For the obvious reason, guards in prison did not carry guns on their persons, so in any one-on-one encounter such as this delivery, shackles on prisoners tended to be the norm. Hardy knew several attorneys who visited their clients here and most of them were happy to let the shackles stay put. A shackled convict was a controllable convict, and with many of these inmates, you couldn't be too careful.

The guard hestitated for an instant, then shrugged. "Your call." With practiced precision, he unlocked the handcuffs from the chain that was threaded through the Levi's belt loops encircling Evan's waist. The cuffs still dangled from the waist chain at his sides.

Now, though, his hands free, Evan rubbed at his wrists.

The room was four feet wide by about seven feet long. A heavy, solid, industrial gray metal desk squatted against Hardy's right wall and stuck out two-thirds of the way across the space; in a pinch it could serve as a first-line barrier in the event of a surprise attack. Folding chairs sat on either side of it. Hardy had a door with a wire-glass window in it behind him and another door just like that facing him. The guard who'd let him in had cautioned him to stay on his side of the desk, "just to be safe." He'd also pointed out the small button low in the wall in Hardy's side that could be pressed in the event of any trouble.

Evan's guard said, "I'm right outside the whole time," and then that's where he was, closing the door behind him.

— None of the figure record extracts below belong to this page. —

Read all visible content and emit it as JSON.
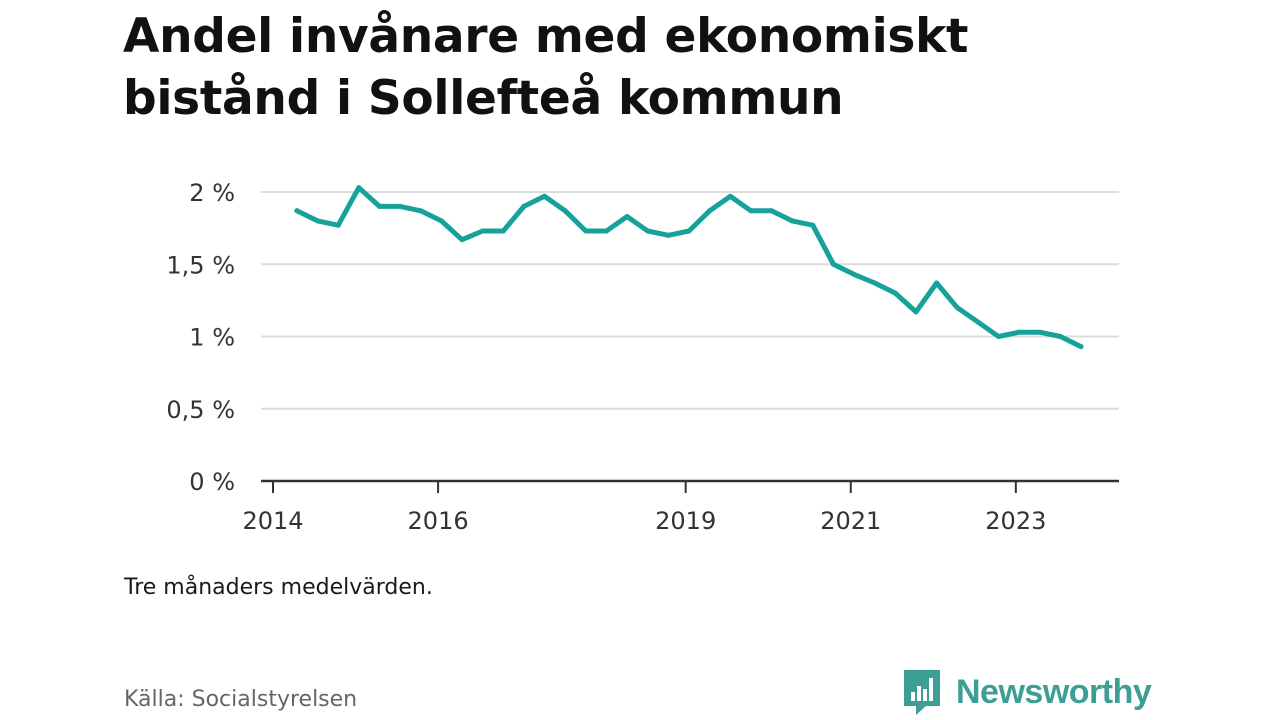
{
  "title": "Andel invånare med ekonomiskt bistånd i Sollefteå kommun",
  "note": "Tre månaders medelvärden.",
  "source": "Källa: Socialstyrelsen",
  "brand": {
    "name": "Newsworthy",
    "icon": "newsworthy-logo-icon",
    "color": "#3c9e95"
  },
  "colors": {
    "line": "#16a29a",
    "grid": "#dcdcdc",
    "axis": "#333333"
  },
  "chart_data": {
    "type": "line",
    "title": "Andel invånare med ekonomiskt bistånd i Sollefteå kommun",
    "xlabel": "",
    "ylabel": "",
    "xlim": [
      2014.0,
      2024.25
    ],
    "ylim": [
      0,
      2
    ],
    "grid": true,
    "yticks": [
      {
        "value": 0,
        "label": "0 %"
      },
      {
        "value": 0.5,
        "label": "0,5 %"
      },
      {
        "value": 1,
        "label": "1 %"
      },
      {
        "value": 1.5,
        "label": "1,5 %"
      },
      {
        "value": 2,
        "label": "2 %"
      }
    ],
    "xticks": [
      {
        "value": 2014,
        "label": "2014"
      },
      {
        "value": 2016,
        "label": "2016"
      },
      {
        "value": 2019,
        "label": "2019"
      },
      {
        "value": 2021,
        "label": "2021"
      },
      {
        "value": 2023,
        "label": "2023"
      }
    ],
    "series": [
      {
        "x": [
          2014.29,
          2014.54,
          2014.79,
          2015.04,
          2015.29,
          2015.54,
          2015.79,
          2016.04,
          2016.29,
          2016.54,
          2016.79,
          2017.04,
          2017.29,
          2017.54,
          2017.79,
          2018.04,
          2018.29,
          2018.54,
          2018.79,
          2019.04,
          2019.29,
          2019.54,
          2019.79,
          2020.04,
          2020.29,
          2020.54,
          2020.79,
          2021.04,
          2021.29,
          2021.54,
          2021.79,
          2022.04,
          2022.29,
          2022.54,
          2022.79,
          2023.04,
          2023.29,
          2023.54,
          2023.79
        ],
        "values": [
          1.87,
          1.8,
          1.77,
          2.03,
          1.9,
          1.9,
          1.87,
          1.8,
          1.67,
          1.73,
          1.73,
          1.9,
          1.97,
          1.87,
          1.73,
          1.73,
          1.83,
          1.73,
          1.7,
          1.73,
          1.87,
          1.97,
          1.87,
          1.87,
          1.8,
          1.77,
          1.5,
          1.43,
          1.37,
          1.3,
          1.17,
          1.37,
          1.2,
          1.1,
          1.0,
          1.03,
          1.03,
          1.0,
          0.93
        ]
      }
    ]
  }
}
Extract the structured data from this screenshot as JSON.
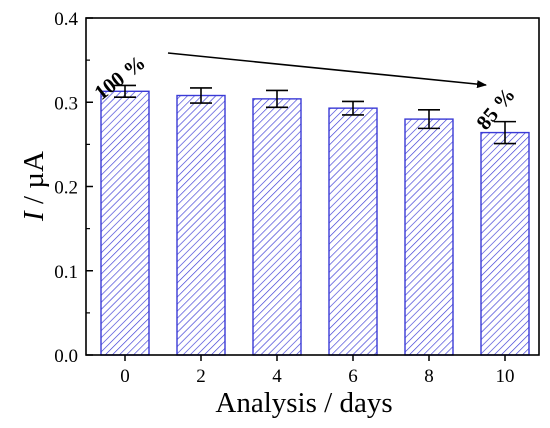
{
  "chart_data": {
    "type": "bar",
    "categories": [
      "0",
      "2",
      "4",
      "6",
      "8",
      "10"
    ],
    "values": [
      0.313,
      0.308,
      0.304,
      0.293,
      0.28,
      0.264
    ],
    "errors": [
      0.007,
      0.009,
      0.01,
      0.008,
      0.011,
      0.013
    ],
    "title": "",
    "xlabel": "Analysis / days",
    "ylabel_italic": "I",
    "ylabel_rest": " / µA",
    "ylim": [
      0,
      0.4
    ],
    "yticks": [
      "0.0",
      "0.1",
      "0.2",
      "0.3",
      "0.4"
    ],
    "ytick_values": [
      0.0,
      0.1,
      0.2,
      0.3,
      0.4
    ],
    "grid": false,
    "bar_color": "#3a3ad6",
    "annotations": [
      {
        "text": "100 %",
        "category": "0"
      },
      {
        "text": "85 %",
        "category": "10"
      }
    ]
  }
}
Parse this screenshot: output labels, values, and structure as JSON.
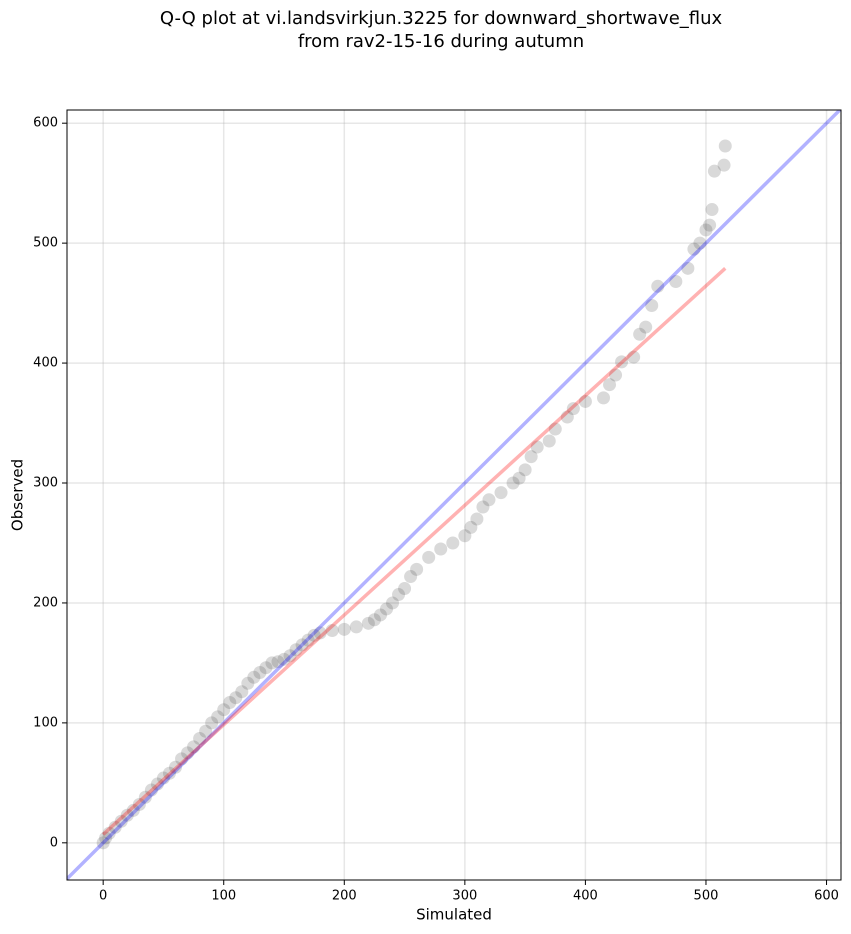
{
  "chart_data": {
    "type": "scatter",
    "title": [
      "Q-Q plot at vi.landsvirkjun.3225 for downward_shortwave_flux",
      "from rav2-15-16 during autumn"
    ],
    "x_label": "Simulated",
    "y_label": "Observed",
    "xlim": [
      -30,
      612
    ],
    "ylim": [
      -31,
      611
    ],
    "xticks": [
      0,
      100,
      200,
      300,
      400,
      500,
      600
    ],
    "yticks": [
      0,
      100,
      200,
      300,
      400,
      500,
      600
    ],
    "grid": true,
    "series": [
      {
        "color": "#404040",
        "alpha": 0.2,
        "x": [
          0,
          2,
          5,
          10,
          15,
          20,
          25,
          30,
          35,
          40,
          45,
          50,
          55,
          60,
          65,
          70,
          75,
          80,
          85,
          90,
          95,
          100,
          105,
          110,
          115,
          120,
          125,
          130,
          135,
          140,
          145,
          150,
          155,
          160,
          165,
          170,
          175,
          180,
          190,
          200,
          210,
          220,
          225,
          230,
          235,
          240,
          245,
          250,
          255,
          260,
          270,
          280,
          290,
          300,
          305,
          310,
          315,
          320,
          330,
          340,
          345,
          350,
          355,
          360,
          370,
          375,
          385,
          390,
          400,
          415,
          420,
          425,
          430,
          440,
          445,
          450,
          455,
          460,
          475,
          485,
          490,
          495,
          500,
          503,
          505,
          507,
          515,
          516
        ],
        "values": [
          0,
          4,
          8,
          13,
          18,
          23,
          27,
          32,
          38,
          44,
          49,
          54,
          58,
          63,
          70,
          75,
          80,
          87,
          93,
          100,
          105,
          111,
          117,
          121,
          126,
          133,
          138,
          142,
          146,
          150,
          151,
          153,
          156,
          161,
          165,
          169,
          173,
          175,
          177,
          178,
          180,
          183,
          186,
          190,
          195,
          200,
          207,
          212,
          222,
          228,
          238,
          245,
          250,
          256,
          263,
          270,
          280,
          286,
          292,
          300,
          304,
          311,
          322,
          330,
          335,
          345,
          355,
          362,
          368,
          371,
          382,
          390,
          401,
          405,
          424,
          430,
          448,
          464,
          468,
          479,
          495,
          500,
          511,
          515,
          528,
          560,
          565,
          581
        ]
      }
    ],
    "lines": [
      {
        "color": "#0000ff",
        "alpha": 0.3,
        "x": [
          -30,
          612
        ],
        "values": [
          -30,
          612
        ]
      },
      {
        "color": "#ff0000",
        "alpha": 0.3,
        "x": [
          0,
          516
        ],
        "values": [
          7,
          479
        ]
      }
    ]
  }
}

Hardy said, "You want to sit down?"

Evan thanked him and sat. He put his free hands on the table, still looking through Hardy, until suddenly he focused. "You got a cigarette?"

"Sorry, I don't smoke."

"I didn't either," Evan said. "What a joke."

"What is?"

"Not smoking. Watching what you eat. Staying in shape. All that stuff outside. Then you wind up in here." Maybe he felt as though he'd given too much of himself away. As a cop or a soldier or at the prison or somewhere else, Evan had gotten good at the thousand-yard stare, and he reverted into it. After a minute inside himself, he came back to Hardy. "So who are you?" he asked.

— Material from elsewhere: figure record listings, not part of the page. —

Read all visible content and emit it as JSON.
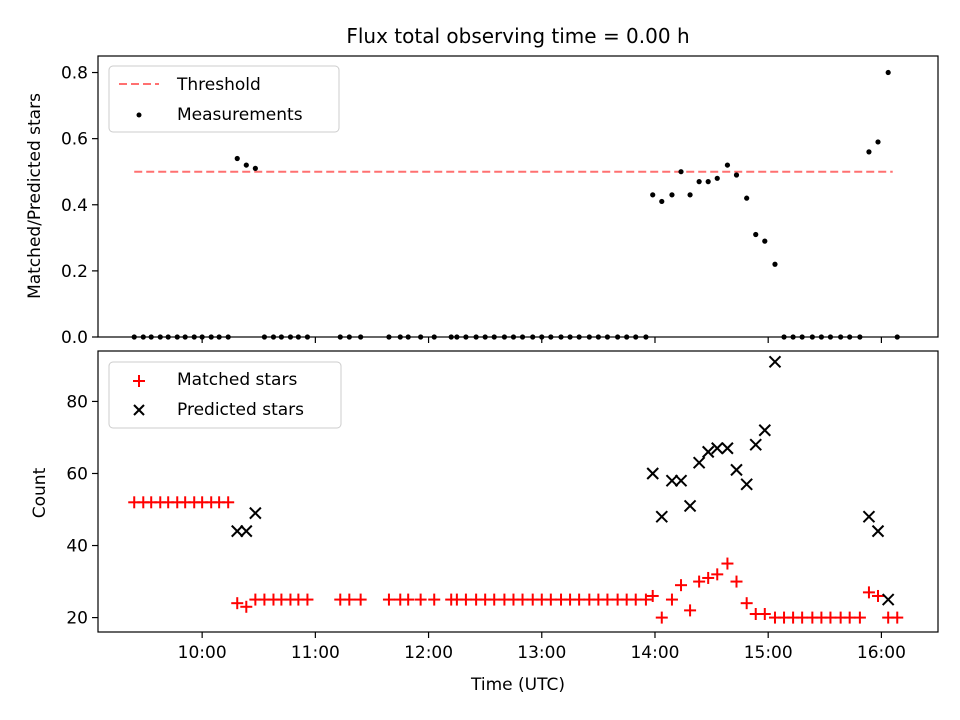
{
  "chart_data": [
    {
      "type": "scatter",
      "title": "Flux total observing time = 0.00 h",
      "xlabel": "",
      "ylabel": "Matched/Predicted stars",
      "ylim": [
        0,
        0.85
      ],
      "yticks": [
        0.0,
        0.2,
        0.4,
        0.6,
        0.8
      ],
      "ytick_labels": [
        "0.0",
        "0.2",
        "0.4",
        "0.6",
        "0.8"
      ],
      "xlim": [
        9.08,
        16.5
      ],
      "xticks": [
        10,
        11,
        12,
        13,
        14,
        15,
        16
      ],
      "grid": false,
      "legend_position": "upper-left",
      "threshold": {
        "name": "Threshold",
        "value": 0.5,
        "x_range": [
          9.4,
          16.1
        ],
        "color": "#ff7070"
      },
      "series": [
        {
          "name": "Measurements",
          "color": "#000000",
          "points": [
            [
              9.4,
              0
            ],
            [
              9.48,
              0
            ],
            [
              9.55,
              0
            ],
            [
              9.63,
              0
            ],
            [
              9.7,
              0
            ],
            [
              9.78,
              0
            ],
            [
              9.85,
              0
            ],
            [
              9.93,
              0
            ],
            [
              10.0,
              0
            ],
            [
              10.08,
              0
            ],
            [
              10.15,
              0
            ],
            [
              10.23,
              0
            ],
            [
              10.31,
              0.54
            ],
            [
              10.39,
              0.52
            ],
            [
              10.47,
              0.51
            ],
            [
              10.55,
              0
            ],
            [
              10.63,
              0
            ],
            [
              10.7,
              0
            ],
            [
              10.78,
              0
            ],
            [
              10.85,
              0
            ],
            [
              10.93,
              0
            ],
            [
              11.22,
              0
            ],
            [
              11.3,
              0
            ],
            [
              11.4,
              0
            ],
            [
              11.65,
              0
            ],
            [
              11.75,
              0
            ],
            [
              11.82,
              0
            ],
            [
              11.93,
              0
            ],
            [
              12.05,
              0
            ],
            [
              12.2,
              0
            ],
            [
              12.25,
              0
            ],
            [
              12.33,
              0
            ],
            [
              12.42,
              0
            ],
            [
              12.5,
              0
            ],
            [
              12.58,
              0
            ],
            [
              12.67,
              0
            ],
            [
              12.75,
              0
            ],
            [
              12.83,
              0
            ],
            [
              12.92,
              0
            ],
            [
              13.0,
              0
            ],
            [
              13.08,
              0
            ],
            [
              13.17,
              0
            ],
            [
              13.25,
              0
            ],
            [
              13.33,
              0
            ],
            [
              13.42,
              0
            ],
            [
              13.5,
              0
            ],
            [
              13.58,
              0
            ],
            [
              13.67,
              0
            ],
            [
              13.75,
              0
            ],
            [
              13.83,
              0
            ],
            [
              13.92,
              0
            ],
            [
              13.98,
              0.43
            ],
            [
              14.06,
              0.41
            ],
            [
              14.15,
              0.43
            ],
            [
              14.23,
              0.5
            ],
            [
              14.31,
              0.43
            ],
            [
              14.39,
              0.47
            ],
            [
              14.47,
              0.47
            ],
            [
              14.55,
              0.48
            ],
            [
              14.64,
              0.52
            ],
            [
              14.72,
              0.49
            ],
            [
              14.81,
              0.42
            ],
            [
              14.89,
              0.31
            ],
            [
              14.97,
              0.29
            ],
            [
              15.06,
              0.22
            ],
            [
              15.14,
              0
            ],
            [
              15.22,
              0
            ],
            [
              15.3,
              0
            ],
            [
              15.39,
              0
            ],
            [
              15.47,
              0
            ],
            [
              15.55,
              0
            ],
            [
              15.64,
              0
            ],
            [
              15.72,
              0
            ],
            [
              15.81,
              0
            ],
            [
              15.89,
              0.56
            ],
            [
              15.97,
              0.59
            ],
            [
              16.06,
              0.8
            ],
            [
              16.14,
              0
            ]
          ]
        }
      ]
    },
    {
      "type": "scatter",
      "title": "",
      "xlabel": "Time (UTC)",
      "ylabel": "Count",
      "ylim": [
        16,
        94
      ],
      "yticks": [
        20,
        40,
        60,
        80
      ],
      "ytick_labels": [
        "20",
        "40",
        "60",
        "80"
      ],
      "xlim": [
        9.08,
        16.5
      ],
      "xticks": [
        10,
        11,
        12,
        13,
        14,
        15,
        16
      ],
      "xtick_labels": [
        "10:00",
        "11:00",
        "12:00",
        "13:00",
        "14:00",
        "15:00",
        "16:00"
      ],
      "grid": false,
      "legend_position": "upper-left",
      "series": [
        {
          "name": "Matched stars",
          "marker": "plus",
          "color": "#ff0000",
          "points": [
            [
              9.4,
              52
            ],
            [
              9.48,
              52
            ],
            [
              9.55,
              52
            ],
            [
              9.63,
              52
            ],
            [
              9.7,
              52
            ],
            [
              9.78,
              52
            ],
            [
              9.85,
              52
            ],
            [
              9.93,
              52
            ],
            [
              10.0,
              52
            ],
            [
              10.08,
              52
            ],
            [
              10.15,
              52
            ],
            [
              10.23,
              52
            ],
            [
              10.31,
              24
            ],
            [
              10.39,
              23
            ],
            [
              10.47,
              25
            ],
            [
              10.55,
              25
            ],
            [
              10.63,
              25
            ],
            [
              10.7,
              25
            ],
            [
              10.78,
              25
            ],
            [
              10.85,
              25
            ],
            [
              10.93,
              25
            ],
            [
              11.22,
              25
            ],
            [
              11.3,
              25
            ],
            [
              11.4,
              25
            ],
            [
              11.65,
              25
            ],
            [
              11.75,
              25
            ],
            [
              11.82,
              25
            ],
            [
              11.93,
              25
            ],
            [
              12.05,
              25
            ],
            [
              12.2,
              25
            ],
            [
              12.25,
              25
            ],
            [
              12.33,
              25
            ],
            [
              12.42,
              25
            ],
            [
              12.5,
              25
            ],
            [
              12.58,
              25
            ],
            [
              12.67,
              25
            ],
            [
              12.75,
              25
            ],
            [
              12.83,
              25
            ],
            [
              12.92,
              25
            ],
            [
              13.0,
              25
            ],
            [
              13.08,
              25
            ],
            [
              13.17,
              25
            ],
            [
              13.25,
              25
            ],
            [
              13.33,
              25
            ],
            [
              13.42,
              25
            ],
            [
              13.5,
              25
            ],
            [
              13.58,
              25
            ],
            [
              13.67,
              25
            ],
            [
              13.75,
              25
            ],
            [
              13.83,
              25
            ],
            [
              13.92,
              25
            ],
            [
              13.98,
              26
            ],
            [
              14.06,
              20
            ],
            [
              14.15,
              25
            ],
            [
              14.23,
              29
            ],
            [
              14.31,
              22
            ],
            [
              14.39,
              30
            ],
            [
              14.47,
              31
            ],
            [
              14.55,
              32
            ],
            [
              14.64,
              35
            ],
            [
              14.72,
              30
            ],
            [
              14.81,
              24
            ],
            [
              14.89,
              21
            ],
            [
              14.97,
              21
            ],
            [
              15.06,
              20
            ],
            [
              15.14,
              20
            ],
            [
              15.22,
              20
            ],
            [
              15.3,
              20
            ],
            [
              15.39,
              20
            ],
            [
              15.47,
              20
            ],
            [
              15.55,
              20
            ],
            [
              15.64,
              20
            ],
            [
              15.72,
              20
            ],
            [
              15.81,
              20
            ],
            [
              15.89,
              27
            ],
            [
              15.97,
              26
            ],
            [
              16.06,
              20
            ],
            [
              16.14,
              20
            ]
          ]
        },
        {
          "name": "Predicted stars",
          "marker": "x",
          "color": "#000000",
          "points": [
            [
              10.31,
              44
            ],
            [
              10.39,
              44
            ],
            [
              10.47,
              49
            ],
            [
              13.98,
              60
            ],
            [
              14.06,
              48
            ],
            [
              14.15,
              58
            ],
            [
              14.23,
              58
            ],
            [
              14.31,
              51
            ],
            [
              14.39,
              63
            ],
            [
              14.47,
              66
            ],
            [
              14.55,
              67
            ],
            [
              14.64,
              67
            ],
            [
              14.72,
              61
            ],
            [
              14.81,
              57
            ],
            [
              14.89,
              68
            ],
            [
              14.97,
              72
            ],
            [
              15.06,
              91
            ],
            [
              15.89,
              48
            ],
            [
              15.97,
              44
            ],
            [
              16.06,
              25
            ]
          ]
        }
      ]
    }
  ]
}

"Dismas Hardy, your new attorney."

"Don't take this wrong," Evan said, "but it took you long enough."

"Yeah, well, it was a little complicated."

A beat. "What's that first name again?"

"Dismas. The good thief. On Calvary? Next to Jesus?"

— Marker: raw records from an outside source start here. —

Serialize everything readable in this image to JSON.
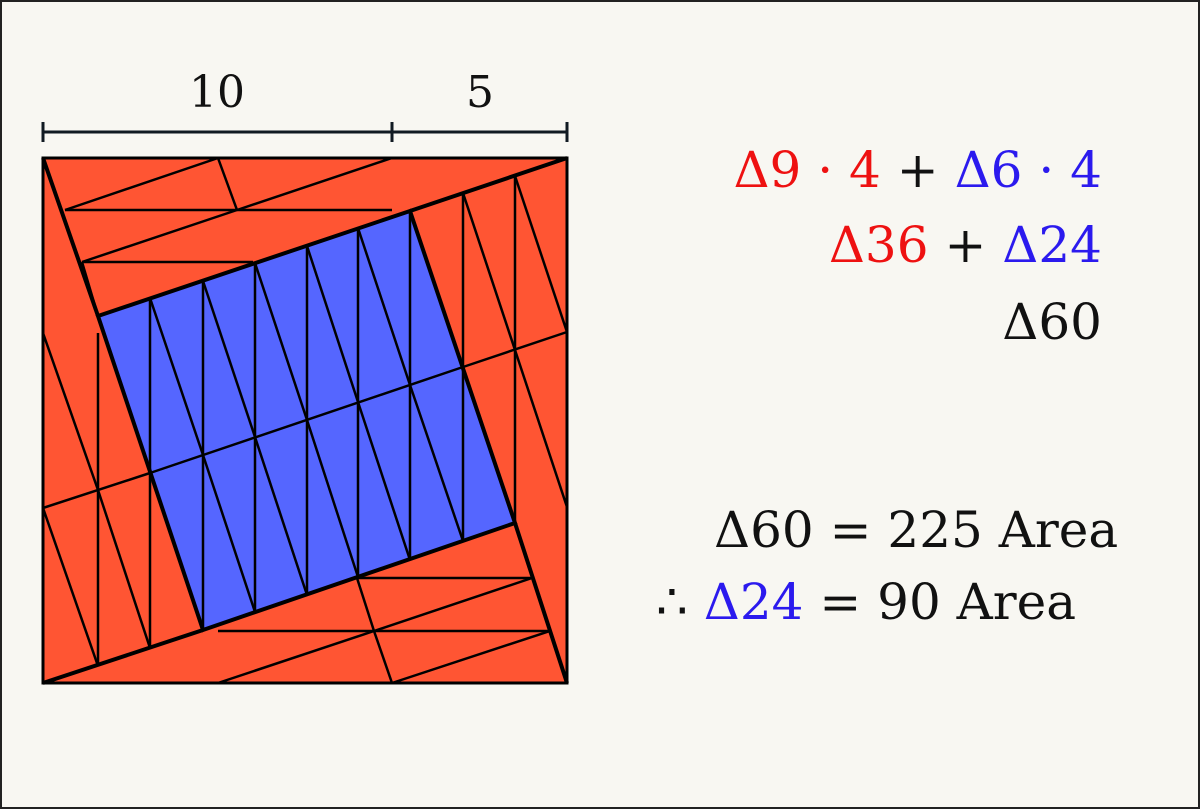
{
  "dimensions": {
    "label_a": "10",
    "label_b": "5"
  },
  "colors": {
    "red": "#ff5533",
    "blue": "#5566ff",
    "edge": "#000000"
  },
  "equations": {
    "line1": {
      "red_term": "Δ9 · 4",
      "plus": "+",
      "blue_term": "Δ6 · 4"
    },
    "line2": {
      "red_term": "Δ36",
      "plus": "+",
      "blue_term": "Δ24"
    },
    "line3": {
      "total": "Δ60"
    },
    "line4": {
      "text": "Δ60 = 225 Area"
    },
    "line5": {
      "therefore": "∴",
      "blue_term": "Δ24",
      "rest": "= 90 Area"
    }
  }
}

Evan shook his head. "Don't know him. Dismas, I mean. I've heard of Jesus."

Hardy looked him in the face. If this was humor, it was damn subtle and wouldn't be a bad thing. But he couldn't tell. He could see, however, that his initial impression of the man's age was off-close up he came as advertised, thirty-one. Hard years.

"What happened to Charlie Bowen?" Evan asked.

"He went missing last summer. He's the equivalent of dead as far as the Court's concerned. My firm inherited his files, including yours. I got them about four months ago."

"You a slow reader?"

Hardy's glance came up at his new client again. The guy wielded words efficiently, short punches inside. First a wave at humor, then a cutting jab. A lot going on behind unyielding eyes. Hardy figured he deserved the rebuke-four months while he decided whether or not to take on the appeal himself must have felt a lot different to him than those same four months inside the prison had to Evan.

But Hardy was here now, and that's what mattered. Evan's trial had ended nearly two years before. Charlie Bowen obviously hadn't gotten too far with the appeal in the fourteen or so months that he'd worked on it. Nobody else had done anything on it for six months after Bowen disappeared. The four more months that Hardy had taken while he made up his mind after he got the files were the least of Evan's real problems.

So Hardy ignored the question. It was irrelevant now. He pushed his chair back from the desk, crossed his legs, started in a conversational tone. "I used to be a cop," he said. "Before that I was a Marine and did a tour in Vietnam. Sound familiar?"

"You enlist?"

"Marines," Hardy repeated. "They don't draft Marines."

"How old were you?"

"Twenty."

"Yeah, I was twenty when I joined the Guard, still in college."

"That was pre-nine-eleven?"

"Pre-everything," Evan said. "Different world. The Guard looked like easy money at the time. A good way to keep in shape. Who knew?"

"Did you go right into the Police Academy after school?"

"Pretty much. Couple of months off, maybe. You can only drink so much beer and do nothing else before it gets old."

"I don't know. I spent ten years doing that. I had a kid who died."